I often talk about the fact that fandom is great because it lets people do projects and learn from them. However, I want to take a bit of time to define just what a project IS – and its counterpart, the Continuing Effort.
The reason I want to do that is simple – if you can understand what a project is, you can't easily analyze your fannish activities to determine which one's you've done. Without doing that it's harder to assess or build your skills and experiences.
Now being a Project Manager, I'm a bit biased, but professionally and non professionally I like to define a project like this: a project is a temporary effort that is undertaken to create a unique result, with a defined beginning and end. (http://en.wikipedia.org/wiki/Project). Projects have goals that can be met and measured, and exist for a limited time.
Thus an individual fanfic may be a project, or a series may be a project (with each story a subproject). A particular cosplay costume is a project. Running a convention is often a project – but may be also a continuous process or activity that happens to spawn projects.
Meanwhile, overseeing a Message Board is not a project as it's continuous (Business as Usual as its sometimes called in the business world). Running a little league team is a continual project. These are Continuing Efforts, and as you'll notice, are often very different from regular "projects" in that they don't end, often have less measurable goals, and may often be about maintenance or maintaining something.
Why is this important? Communication and understanding.
Now in assessing your fannish life for useful experiences for careers, you'll want to identify projects this way because:
- It lets you communicate them. Being able to state specific things you did for specific goals is important – "I did X and learned Y to achieve Z" shows specific intiative, knowledge, and goal-seeking.

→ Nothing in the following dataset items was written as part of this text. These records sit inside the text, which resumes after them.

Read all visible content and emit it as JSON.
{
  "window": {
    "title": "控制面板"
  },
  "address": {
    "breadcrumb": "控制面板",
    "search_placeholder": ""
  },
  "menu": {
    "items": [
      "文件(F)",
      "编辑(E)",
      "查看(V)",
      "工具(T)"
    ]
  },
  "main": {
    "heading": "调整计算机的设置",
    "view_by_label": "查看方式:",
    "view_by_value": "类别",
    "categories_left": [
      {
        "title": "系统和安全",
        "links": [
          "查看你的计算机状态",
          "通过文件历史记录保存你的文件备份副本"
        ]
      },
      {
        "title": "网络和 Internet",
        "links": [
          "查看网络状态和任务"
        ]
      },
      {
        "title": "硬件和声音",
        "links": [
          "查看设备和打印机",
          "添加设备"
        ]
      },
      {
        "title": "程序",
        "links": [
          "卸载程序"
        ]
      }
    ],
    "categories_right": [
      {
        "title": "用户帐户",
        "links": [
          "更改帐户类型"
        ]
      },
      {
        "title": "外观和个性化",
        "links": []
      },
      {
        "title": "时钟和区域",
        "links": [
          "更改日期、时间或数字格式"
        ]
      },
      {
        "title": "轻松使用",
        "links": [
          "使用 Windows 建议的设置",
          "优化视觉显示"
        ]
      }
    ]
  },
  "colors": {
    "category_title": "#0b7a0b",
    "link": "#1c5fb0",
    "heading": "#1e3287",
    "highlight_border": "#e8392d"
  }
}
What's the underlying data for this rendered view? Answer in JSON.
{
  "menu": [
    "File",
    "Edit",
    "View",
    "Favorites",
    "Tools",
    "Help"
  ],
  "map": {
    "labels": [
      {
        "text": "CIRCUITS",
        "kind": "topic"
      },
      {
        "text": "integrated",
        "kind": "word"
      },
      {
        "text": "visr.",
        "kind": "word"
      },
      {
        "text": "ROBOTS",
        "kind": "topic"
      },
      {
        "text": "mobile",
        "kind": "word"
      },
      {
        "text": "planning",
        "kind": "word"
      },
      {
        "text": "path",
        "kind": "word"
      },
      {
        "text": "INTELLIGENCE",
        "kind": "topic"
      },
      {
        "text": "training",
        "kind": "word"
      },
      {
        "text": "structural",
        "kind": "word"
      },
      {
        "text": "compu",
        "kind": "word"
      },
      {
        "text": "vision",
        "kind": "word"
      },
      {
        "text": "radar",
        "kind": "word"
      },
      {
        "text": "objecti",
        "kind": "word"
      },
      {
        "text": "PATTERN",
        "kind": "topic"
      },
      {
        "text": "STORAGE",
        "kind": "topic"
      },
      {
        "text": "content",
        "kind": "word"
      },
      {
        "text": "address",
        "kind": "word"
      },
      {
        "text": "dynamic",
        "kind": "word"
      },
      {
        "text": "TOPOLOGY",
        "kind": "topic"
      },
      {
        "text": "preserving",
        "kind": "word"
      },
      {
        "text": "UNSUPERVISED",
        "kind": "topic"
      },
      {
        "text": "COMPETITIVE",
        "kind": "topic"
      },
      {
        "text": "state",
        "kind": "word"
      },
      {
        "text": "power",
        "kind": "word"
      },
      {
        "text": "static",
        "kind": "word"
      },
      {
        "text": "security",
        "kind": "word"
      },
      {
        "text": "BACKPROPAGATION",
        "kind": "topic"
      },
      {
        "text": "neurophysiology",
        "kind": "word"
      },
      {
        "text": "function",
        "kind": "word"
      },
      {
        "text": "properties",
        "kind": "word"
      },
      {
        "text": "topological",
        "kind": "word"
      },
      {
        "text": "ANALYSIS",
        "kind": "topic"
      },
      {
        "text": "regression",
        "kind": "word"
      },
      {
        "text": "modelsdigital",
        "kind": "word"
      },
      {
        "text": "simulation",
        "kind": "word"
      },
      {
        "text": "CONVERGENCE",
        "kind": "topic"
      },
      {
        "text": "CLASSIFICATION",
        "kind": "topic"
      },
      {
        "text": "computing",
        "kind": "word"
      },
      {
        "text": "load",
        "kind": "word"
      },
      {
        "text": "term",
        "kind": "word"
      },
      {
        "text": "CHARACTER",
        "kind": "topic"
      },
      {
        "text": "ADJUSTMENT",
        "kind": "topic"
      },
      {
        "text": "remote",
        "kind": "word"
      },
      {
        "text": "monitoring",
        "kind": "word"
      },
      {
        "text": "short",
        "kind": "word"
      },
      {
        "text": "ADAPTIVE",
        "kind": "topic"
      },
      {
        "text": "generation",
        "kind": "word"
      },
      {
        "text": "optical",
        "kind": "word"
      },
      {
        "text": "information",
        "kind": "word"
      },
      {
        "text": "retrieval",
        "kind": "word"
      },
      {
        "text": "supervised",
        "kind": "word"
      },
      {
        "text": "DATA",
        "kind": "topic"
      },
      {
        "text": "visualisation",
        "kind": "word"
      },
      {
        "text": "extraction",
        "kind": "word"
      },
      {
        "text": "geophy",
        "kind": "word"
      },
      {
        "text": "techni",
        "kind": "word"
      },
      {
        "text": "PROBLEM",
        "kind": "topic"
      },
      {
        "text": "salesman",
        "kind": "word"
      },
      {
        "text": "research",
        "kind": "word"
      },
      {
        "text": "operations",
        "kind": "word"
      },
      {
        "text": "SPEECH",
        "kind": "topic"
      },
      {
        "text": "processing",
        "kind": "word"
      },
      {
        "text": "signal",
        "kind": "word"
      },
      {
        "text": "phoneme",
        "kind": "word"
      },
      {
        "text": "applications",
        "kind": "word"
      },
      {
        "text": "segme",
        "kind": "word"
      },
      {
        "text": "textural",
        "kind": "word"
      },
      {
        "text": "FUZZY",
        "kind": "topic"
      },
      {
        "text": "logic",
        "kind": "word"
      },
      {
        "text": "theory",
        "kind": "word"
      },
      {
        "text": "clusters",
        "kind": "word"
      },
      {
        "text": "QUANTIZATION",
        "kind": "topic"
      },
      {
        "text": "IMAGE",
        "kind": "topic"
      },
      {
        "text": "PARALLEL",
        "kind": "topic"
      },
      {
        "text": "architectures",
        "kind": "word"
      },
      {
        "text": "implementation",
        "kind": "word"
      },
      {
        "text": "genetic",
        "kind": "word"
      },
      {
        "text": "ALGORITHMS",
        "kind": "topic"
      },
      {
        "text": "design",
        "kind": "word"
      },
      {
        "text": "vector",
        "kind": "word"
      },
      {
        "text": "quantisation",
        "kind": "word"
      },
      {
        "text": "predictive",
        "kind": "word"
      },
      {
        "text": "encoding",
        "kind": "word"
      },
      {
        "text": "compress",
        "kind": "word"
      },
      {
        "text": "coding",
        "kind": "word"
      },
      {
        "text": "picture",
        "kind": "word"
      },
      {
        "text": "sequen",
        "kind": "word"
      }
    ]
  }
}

- It lets you deconstruct them to see what you've done and learned. Identifying definite projects with their definite results lets you assess specific skills and achievements you can use on a resume, to communicate in an interview, or assess your career plans.
- It lets you measure your ability to achieve things. The ability to set goals and reach them, in short doing a project, is extremely important to success in, well, anything. Assessing the projects in your life lets you do that.
When it comes to your Continuing Efforts it's a far different situation to communicate them in interviews or analyze them for useful insights.
- The often have a heavy maintenance component which is easy to miss – all those years stopping flame wars on the message board you run may seem unimportant, but it's something you learned.
- They are often less measurable, so communicating the success you've had in them requires a deeper analysis. As noted, continuing efforts are often more about maintenance than one would realize.
- They may contain projects, but you may not see them – it's very easy however to identify the "projects" inside a continuing effort that made it work. An example would be running specific tracks at a convention you've been staff on.
So keep these in mind when you're making that resume or analyzing your career options. Some of your fannish efforts are Projects, some are Continuing Efforts.